Old Testament Implications
Where this really helps us out, is that we see the role of the Second Person of the Trinity in the Old Covenant. When YHWH tells Noah to build an ark, Christ was speaking. When YHWH tells Abram to leave UR, it was Christ telling him. When He makes a covenant with Abram, it was Christ making the covenant. When He meets with Abram along with two angels, it is Christ who met with Him. When Jacob wrestled with YHWH, he wrestled with Christ.
When YHWH tells Moses from the burning bush, “I Am who I AM,” it Christ who spoke the words (as He clarifies to us in John 8). When He leads them through the Red Sea by a pillar of cloud during the day, and fire at night, it was Christ.
The neat thing about this is that it begins to develop our understanding of how Christ relates to the Old Testament. We all know of His words to the disciples on the road to Emmaus, “O foolish ones, and slow to heart to believe in all that the prophets have spoken!… And beginning at Moses and all the Prophets, He expounded to them all the Scriptures the things concerning Himself.”
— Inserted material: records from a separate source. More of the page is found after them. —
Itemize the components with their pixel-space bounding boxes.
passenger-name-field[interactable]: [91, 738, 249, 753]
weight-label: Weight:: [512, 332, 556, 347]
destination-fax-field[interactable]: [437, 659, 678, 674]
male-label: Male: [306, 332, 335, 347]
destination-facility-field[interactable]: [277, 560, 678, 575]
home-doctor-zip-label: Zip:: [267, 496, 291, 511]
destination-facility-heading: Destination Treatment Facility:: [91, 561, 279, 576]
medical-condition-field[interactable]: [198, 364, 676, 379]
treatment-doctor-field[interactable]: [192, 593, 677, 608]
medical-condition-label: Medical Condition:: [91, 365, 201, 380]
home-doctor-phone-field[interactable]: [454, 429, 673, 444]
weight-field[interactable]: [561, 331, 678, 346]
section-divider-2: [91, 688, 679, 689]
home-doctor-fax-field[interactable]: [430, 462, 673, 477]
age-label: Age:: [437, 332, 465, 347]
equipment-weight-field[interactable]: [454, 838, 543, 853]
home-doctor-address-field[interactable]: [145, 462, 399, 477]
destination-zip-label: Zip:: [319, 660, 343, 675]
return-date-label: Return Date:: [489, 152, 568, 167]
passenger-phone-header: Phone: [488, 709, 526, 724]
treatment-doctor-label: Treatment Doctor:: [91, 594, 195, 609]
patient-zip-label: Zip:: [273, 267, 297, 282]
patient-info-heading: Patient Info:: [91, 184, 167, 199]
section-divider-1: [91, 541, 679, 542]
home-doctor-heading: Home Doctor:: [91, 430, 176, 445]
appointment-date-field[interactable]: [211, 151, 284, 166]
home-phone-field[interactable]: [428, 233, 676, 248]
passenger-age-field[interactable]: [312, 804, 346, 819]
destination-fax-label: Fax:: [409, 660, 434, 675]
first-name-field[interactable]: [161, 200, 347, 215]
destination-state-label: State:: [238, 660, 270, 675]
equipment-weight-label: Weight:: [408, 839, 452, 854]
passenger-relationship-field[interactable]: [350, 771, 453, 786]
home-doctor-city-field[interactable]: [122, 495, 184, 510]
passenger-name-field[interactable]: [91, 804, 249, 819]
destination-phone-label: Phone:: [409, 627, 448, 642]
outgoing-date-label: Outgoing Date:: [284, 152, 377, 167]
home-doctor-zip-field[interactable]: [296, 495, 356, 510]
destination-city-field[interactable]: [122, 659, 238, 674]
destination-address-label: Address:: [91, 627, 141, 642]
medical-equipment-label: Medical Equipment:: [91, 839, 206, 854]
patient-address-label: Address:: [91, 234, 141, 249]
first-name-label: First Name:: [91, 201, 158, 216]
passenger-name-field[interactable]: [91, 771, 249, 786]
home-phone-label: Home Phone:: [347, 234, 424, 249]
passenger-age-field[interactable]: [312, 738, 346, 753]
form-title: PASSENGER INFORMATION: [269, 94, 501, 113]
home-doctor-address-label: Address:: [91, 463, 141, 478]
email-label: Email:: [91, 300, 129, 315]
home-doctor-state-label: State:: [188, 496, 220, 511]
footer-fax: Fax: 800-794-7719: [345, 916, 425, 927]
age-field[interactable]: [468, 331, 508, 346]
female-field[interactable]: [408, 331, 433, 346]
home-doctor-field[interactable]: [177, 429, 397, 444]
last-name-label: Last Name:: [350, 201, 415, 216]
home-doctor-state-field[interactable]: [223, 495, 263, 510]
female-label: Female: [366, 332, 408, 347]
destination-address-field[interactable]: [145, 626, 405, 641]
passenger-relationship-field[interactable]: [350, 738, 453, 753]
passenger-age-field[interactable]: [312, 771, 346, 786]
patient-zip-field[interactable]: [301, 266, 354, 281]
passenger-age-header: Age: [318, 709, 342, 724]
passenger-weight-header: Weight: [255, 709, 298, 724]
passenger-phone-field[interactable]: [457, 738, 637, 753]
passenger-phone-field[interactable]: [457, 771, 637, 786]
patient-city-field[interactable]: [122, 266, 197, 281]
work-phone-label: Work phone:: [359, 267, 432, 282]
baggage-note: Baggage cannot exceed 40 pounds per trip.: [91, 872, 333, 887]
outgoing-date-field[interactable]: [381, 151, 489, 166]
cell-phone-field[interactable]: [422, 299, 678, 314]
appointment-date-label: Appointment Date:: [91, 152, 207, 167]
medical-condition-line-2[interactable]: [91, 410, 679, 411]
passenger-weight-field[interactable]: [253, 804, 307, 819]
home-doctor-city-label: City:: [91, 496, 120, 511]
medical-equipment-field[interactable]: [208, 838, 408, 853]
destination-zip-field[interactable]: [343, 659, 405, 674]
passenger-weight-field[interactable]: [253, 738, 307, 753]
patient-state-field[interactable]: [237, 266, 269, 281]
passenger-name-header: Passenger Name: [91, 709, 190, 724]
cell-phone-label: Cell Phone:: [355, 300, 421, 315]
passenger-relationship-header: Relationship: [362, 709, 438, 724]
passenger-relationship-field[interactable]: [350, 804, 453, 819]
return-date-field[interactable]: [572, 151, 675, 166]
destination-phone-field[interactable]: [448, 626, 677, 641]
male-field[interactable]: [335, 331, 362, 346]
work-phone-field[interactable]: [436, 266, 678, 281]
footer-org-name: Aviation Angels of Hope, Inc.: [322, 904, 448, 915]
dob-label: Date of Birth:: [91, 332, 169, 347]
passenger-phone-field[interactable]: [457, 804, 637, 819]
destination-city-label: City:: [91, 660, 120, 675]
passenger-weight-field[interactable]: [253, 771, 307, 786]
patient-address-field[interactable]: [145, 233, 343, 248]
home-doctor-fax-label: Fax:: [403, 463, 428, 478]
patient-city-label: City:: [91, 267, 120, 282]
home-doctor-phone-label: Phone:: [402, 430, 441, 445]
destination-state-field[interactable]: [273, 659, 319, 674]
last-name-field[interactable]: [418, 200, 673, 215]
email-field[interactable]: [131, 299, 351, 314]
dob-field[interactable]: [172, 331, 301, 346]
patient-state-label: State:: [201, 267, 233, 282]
We read these words but are at a loss what Jesus said. Yet, when we understand that He was the Mediator all throughout the Old Covenant period, we begin to see how it was that the Scriptures were all about Him. We see His actions, hear His words, and know that it was Christ who said them.
We also get a glimpse of this reality in one of the few references to the Father. In Psalm 110: 1, it reads, The LORD said to my Lord, “Sit at My right hand, Till I make Your enemies Your footstool.”
King David could write “My Lord,” because he knew the Second Person of the Trinity. The Mediator had spoken to him, revealed truth to him, and guided David in life. So the concept of knowing and hearing the Mediator was not beyond David. He knew and was known by the Mediator.
The new revelation for David was hearing the Father say to the Son, “Sit at My right hand…”
There is a lot more to the realization of what it means that Christ is the One Mediator between God and man. Hopefully, you will start to see the implications for yourself as you read through Scripture.